Major world faiths offer little help in our quest to find God's influence upon the earth. Many who have claimed to act in God's name, from scandal-plagued televangelists to medieval inquisitors to Islamic terrorists, can be seen to act in their own self-interest under the guise of piety. Others, from superstitious peasants to suicide bombers, are obviously deluded. Countless wars have been fought over matters of religion, atrocities have been committed, and millions have suffered oppression in the name of faith. Yet just as an agnostic cannot rationally claim that God cannot be known because He is not known to him, neither can it be asserted that God does not work on the earth because major faiths that claim His name do not know Him.
It is often easier to tell where a connection with God is absent than where His influence is found, because the consequences of the follies of oppresion and superstition are readily manifest, whereas God speaks quitely in a still small voice and only to those who seek Him (1 Kings 19:12).

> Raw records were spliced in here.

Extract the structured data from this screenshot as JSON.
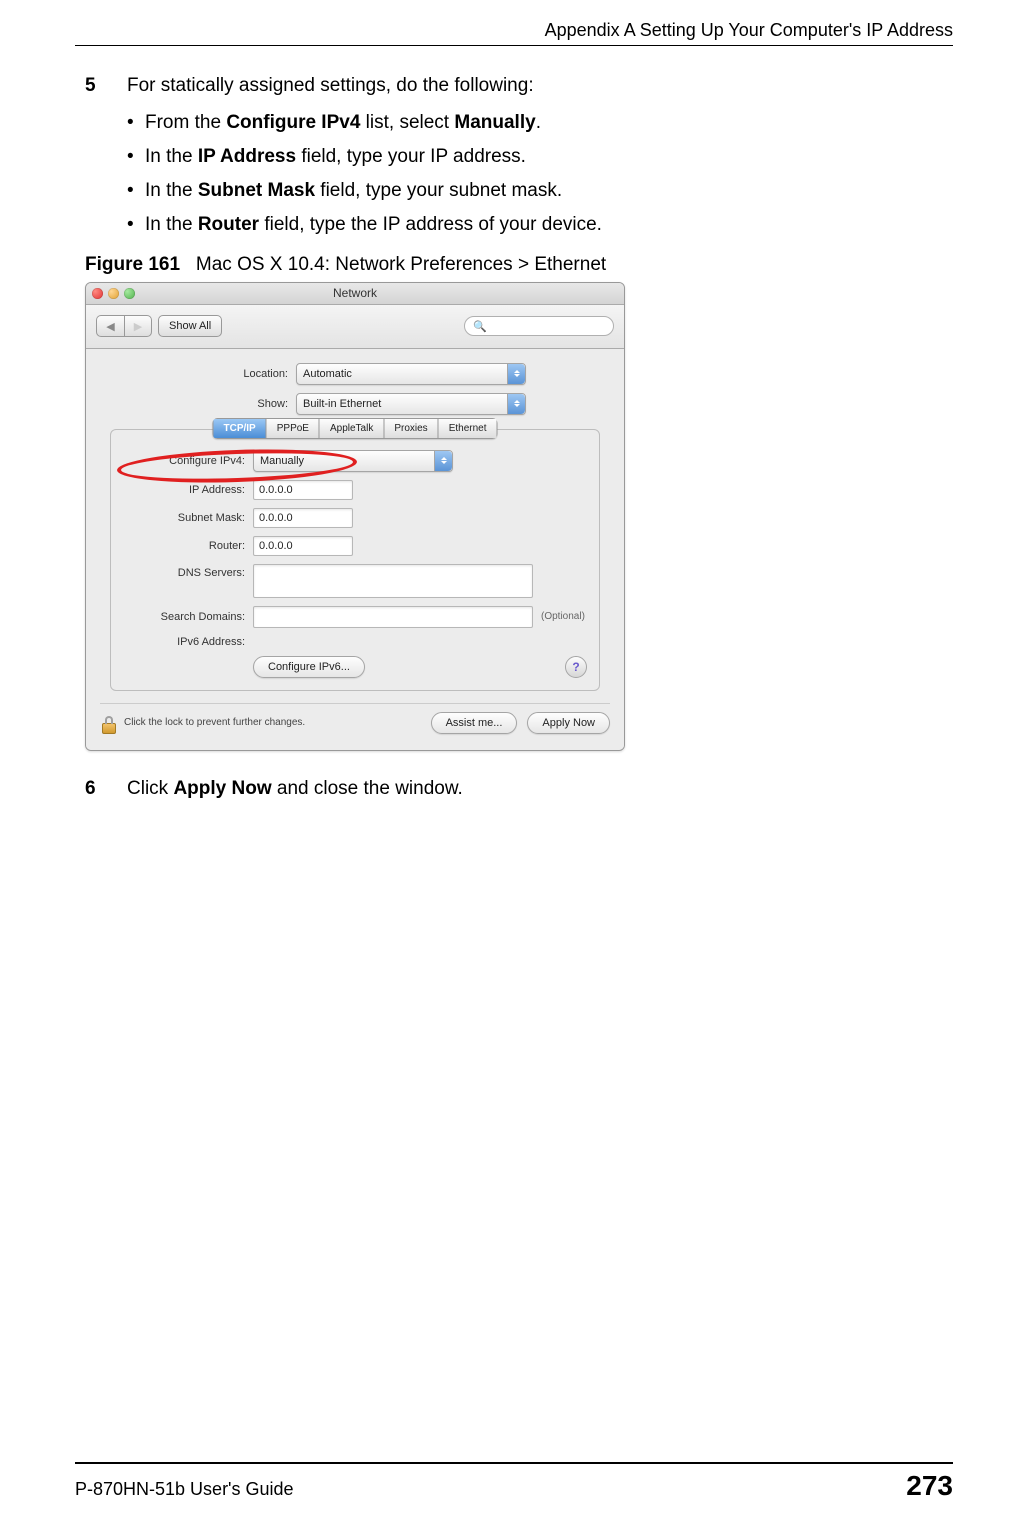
{
  "header": {
    "title": "Appendix A Setting Up Your Computer's IP Address"
  },
  "steps": {
    "step5": {
      "num": "5",
      "intro": "For statically assigned settings, do the following:",
      "bullets": [
        {
          "pre": "From the ",
          "bold1": "Configure IPv4",
          "mid": " list, select ",
          "bold2": "Manually",
          "post": "."
        },
        {
          "pre": "In the ",
          "bold1": "IP Address",
          "mid": " field, type your IP address.",
          "bold2": "",
          "post": ""
        },
        {
          "pre": "In the ",
          "bold1": "Subnet Mask",
          "mid": " field, type your subnet mask.",
          "bold2": "",
          "post": ""
        },
        {
          "pre": "In the ",
          "bold1": "Router",
          "mid": " field, type the IP address of your device.",
          "bold2": "",
          "post": ""
        }
      ]
    },
    "step6": {
      "num": "6",
      "pre": "Click ",
      "bold": "Apply Now",
      "post": " and close the window."
    }
  },
  "figure": {
    "label": "Figure 161",
    "caption": "Mac OS X 10.4: Network Preferences > Ethernet"
  },
  "macwin": {
    "title": "Network",
    "toolbar": {
      "back": "◀",
      "fwd": "▶",
      "showall": "Show All",
      "search_placeholder": "Q"
    },
    "location": {
      "label": "Location:",
      "value": "Automatic"
    },
    "show": {
      "label": "Show:",
      "value": "Built-in Ethernet"
    },
    "tabs": [
      "TCP/IP",
      "PPPoE",
      "AppleTalk",
      "Proxies",
      "Ethernet"
    ],
    "fields": {
      "configure_label": "Configure IPv4:",
      "configure_value": "Manually",
      "ip_label": "IP Address:",
      "ip_value": "0.0.0.0",
      "subnet_label": "Subnet Mask:",
      "subnet_value": "0.0.0.0",
      "router_label": "Router:",
      "router_value": "0.0.0.0",
      "dns_label": "DNS Servers:",
      "search_label": "Search Domains:",
      "optional": "(Optional)",
      "ipv6_label": "IPv6 Address:",
      "configure6_btn": "Configure IPv6...",
      "help": "?"
    },
    "bottom": {
      "lock_text": "Click the lock to prevent further changes.",
      "assist": "Assist me...",
      "apply": "Apply Now"
    }
  },
  "footer": {
    "left": "P-870HN-51b User's Guide",
    "right": "273"
  }
}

Thoughtful people can perceive that many religions have been fabricated by man for his own purposes. For example, the cult of the Roman Emporers encouraged the worship of the emporer and his family as gods to whom believers built shrines and prayed, much as the later Catholics venerated the saints. This state-sponsored religion represented little more than a means of redirecting individual spirituality in a way deemed constructive and patriotic by the Roman state, with no real enlightenment to offer its adherents.Yet such faiths offered little spiritual sustenance to the local people with no direct connection to God, no divine truths, and teachings which were more civic than spiritual.
Some religions which may have had divine origins have been co-opted and corrupted by man-made institutions. One may believe that the Old Testament prophets taught truth and that Christ was the son of God, yet such a belief does not mean that anyone who picks up a Bible and starts a church is commissioned of God. The connection of the Old Testament prophets to God was clear; the connection of modern sectarian Christianity is not. We find many instances of secular authorities overriding divine order, such as the Emporer Constantine's adoption of Christianity as a state religion and the appointment of religious offices as a form of political patronage, the Catholic church's sale of indulgences, Peter the Great's fundamental changes of the Russian Orthodox Church and persecution of old believers, and so forth. The Bible teaches God's model of working through prophets and apostles, but makes no mention of popes, their alleged infallability, nor of cardinals. Thus the fact that one may express belief in the inspiration of the Biblical prophets does not provide an unlimited mandate or authorization for those who claim to teach ancient truths.